Each of us is like the engineers now sifting through what remains of Notre Dame, those who are at the forefront of the scene of a disaster, those aware of the damage that has occurred and the risk that continues, but wondering at what can be saved and rebuilt, vigilant for all the positive indications that something new is possible indeed. I am aware that it is not easy to be identified with a community that is regarded with such suspicion, not only because of the crimes that have been committed in its name, but also because many of our perspectives are not shared by society. It takes courage to come into ‘the building’. It is not without risk. Like Parisians today, we cannot avoid the question of whether anything can be rebuilt, despite the appearance of façades. Yet even in the very crucifixion of trust, we long to be able to do so. Despite the assault on our trust something endures, something begins to stir and rise from the ashes.

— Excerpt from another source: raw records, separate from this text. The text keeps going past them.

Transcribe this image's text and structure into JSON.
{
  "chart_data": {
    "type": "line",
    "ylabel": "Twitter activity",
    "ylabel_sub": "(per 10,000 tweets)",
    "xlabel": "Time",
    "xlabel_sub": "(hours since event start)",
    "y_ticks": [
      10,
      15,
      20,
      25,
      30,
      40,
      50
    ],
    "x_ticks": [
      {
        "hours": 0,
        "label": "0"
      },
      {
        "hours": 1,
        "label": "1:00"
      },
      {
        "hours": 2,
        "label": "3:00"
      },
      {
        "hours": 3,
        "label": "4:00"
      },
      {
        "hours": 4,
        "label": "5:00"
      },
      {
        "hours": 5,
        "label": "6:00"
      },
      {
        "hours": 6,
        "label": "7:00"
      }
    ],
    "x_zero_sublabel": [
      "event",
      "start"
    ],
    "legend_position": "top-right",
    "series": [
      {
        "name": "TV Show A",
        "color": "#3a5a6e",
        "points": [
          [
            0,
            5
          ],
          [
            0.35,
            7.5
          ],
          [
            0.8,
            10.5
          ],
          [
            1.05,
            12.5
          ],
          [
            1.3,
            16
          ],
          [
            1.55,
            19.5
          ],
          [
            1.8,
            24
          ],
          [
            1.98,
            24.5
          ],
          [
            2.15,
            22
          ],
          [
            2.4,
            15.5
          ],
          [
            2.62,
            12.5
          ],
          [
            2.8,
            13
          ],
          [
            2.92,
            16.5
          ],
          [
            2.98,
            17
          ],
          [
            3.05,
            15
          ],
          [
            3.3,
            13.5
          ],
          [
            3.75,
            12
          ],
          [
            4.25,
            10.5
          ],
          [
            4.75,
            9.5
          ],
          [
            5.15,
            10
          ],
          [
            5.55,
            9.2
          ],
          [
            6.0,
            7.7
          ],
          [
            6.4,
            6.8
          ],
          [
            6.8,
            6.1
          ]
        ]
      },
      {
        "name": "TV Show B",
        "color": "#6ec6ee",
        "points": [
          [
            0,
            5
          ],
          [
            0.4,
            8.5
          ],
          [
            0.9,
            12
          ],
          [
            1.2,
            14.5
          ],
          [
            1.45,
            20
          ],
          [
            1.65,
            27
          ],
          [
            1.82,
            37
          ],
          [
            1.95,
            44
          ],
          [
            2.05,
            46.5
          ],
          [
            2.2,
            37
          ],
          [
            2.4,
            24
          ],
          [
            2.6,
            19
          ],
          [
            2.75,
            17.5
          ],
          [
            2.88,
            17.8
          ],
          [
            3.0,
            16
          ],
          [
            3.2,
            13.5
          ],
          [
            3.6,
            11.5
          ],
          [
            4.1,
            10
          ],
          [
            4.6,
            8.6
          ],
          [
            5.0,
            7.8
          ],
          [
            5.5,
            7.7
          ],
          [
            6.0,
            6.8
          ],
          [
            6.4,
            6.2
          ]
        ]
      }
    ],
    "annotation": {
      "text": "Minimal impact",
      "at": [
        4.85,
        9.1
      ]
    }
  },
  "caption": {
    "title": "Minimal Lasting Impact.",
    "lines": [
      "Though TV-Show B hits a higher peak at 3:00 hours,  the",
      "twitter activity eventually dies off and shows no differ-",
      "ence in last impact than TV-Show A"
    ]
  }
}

As we keep our gaze on the multitude blessings we experience through the unmistakable goodness and generosity of those we know; as we remain faithful to our restlessness to create new possibility; as we reread the Scriptures with Jesus in mind, repeat his gestures in memory of him especially in the Eucharist, and live in fellowship with one another alive to the beauty of lives radiant with faith, hope and love, our numbness and our weariness, our anxiety and timidity, our loss of confidence and despair begin to pale and dissolve! What at first appears to be destruction will be the catalyst for something new. The building that seems to teeter on collapse will rise with vitality. Thank you for your part in making this a possibility in the example of those engineers working today on the floor of Notre Dame in Paris.